I'd argue that for data storage purposes, you'd like to have a low metadata to information ratio. In the examples the author gives this seems to be the main problem, with way more characters being used for markup than for content.
Compare that to JSON or TOML, which are more human-friendly and waste fewer bytes on structure to convey the same information. When used for data storage, two XML files of the same schema describing two completely different objects are likely to share a large amount of content, which is wasteful and gets in the way.
For storage of structured data (and probably even for loosely coupled RPC) you want format that is efficient and schema-oblivious. The bad choice 15 years ago was XML, bad choice today is JSON (the parsing overhead is not negligible) or ProtoBufs (not schema-oblivious). Various binary formats with JSON-like object model seems like the way to go (my choice is CBOR).

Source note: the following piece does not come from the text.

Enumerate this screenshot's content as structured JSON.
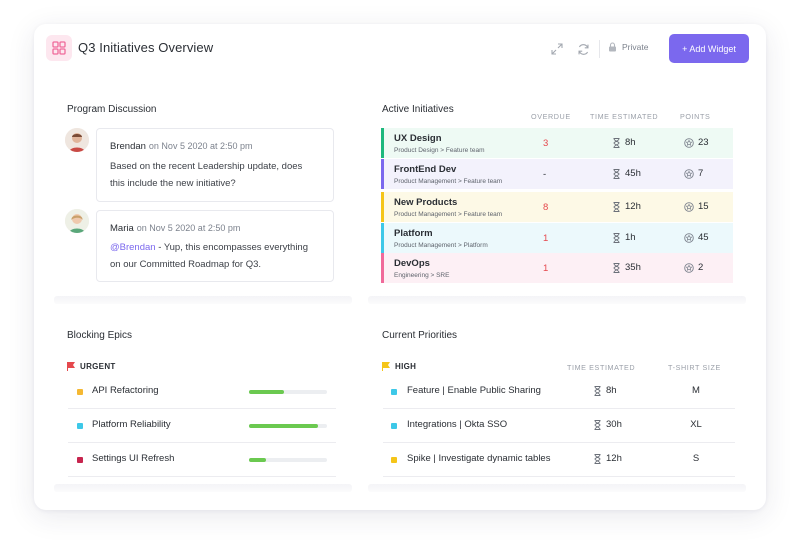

And then there is the EU-wide absurdity of WhateverAdES, which invariably leads to onion-like layers of XML in ASN.1 encoded as base64 in XML wrapped in CMS DER encoded message...
I beg to differ. For a start, XML compresses well and besides, storage is monster cheap these days. XML is a better storage format because it documents what the data is (a title, a reference etc) as well as the data itself.
XML does compress well as text or over the wire but the parsing trees can be quite large in memory and processing consumption. At least in Perl I've had enough scripts crash out due to this overhead when implementing the common/naive solution using off the shelf modules. You can get around this by choosing between DOM or SAX but I consider that a symptom of the problem, you choose XML to solve a problem and now you have another problem to solve.
I had the same problem with npm, I think, and JSON, because npm could not simply load the huge JSON file into memory. A huge anything can crash a naively written tool used to handle smaller instances.
That's true but I think XML has the edge there. It has so many features like defining new types which you wouldn't normally see in JSON. One parser we used had a ten to one ratio - 50MB of XML meant 500MB of RAM usage when using a DOM parser. And that's taking into account the textual representation of XML is already >50% bloat with the closing tags etc.
Compare that to JSON or TOML, which are more human-friendly and waste fewer bytes on structure to convey the same information. When used for data storage, two XML files of the same schema describing two completely different objects are likely to share a large amount of content, which is wasteful and gets in the way.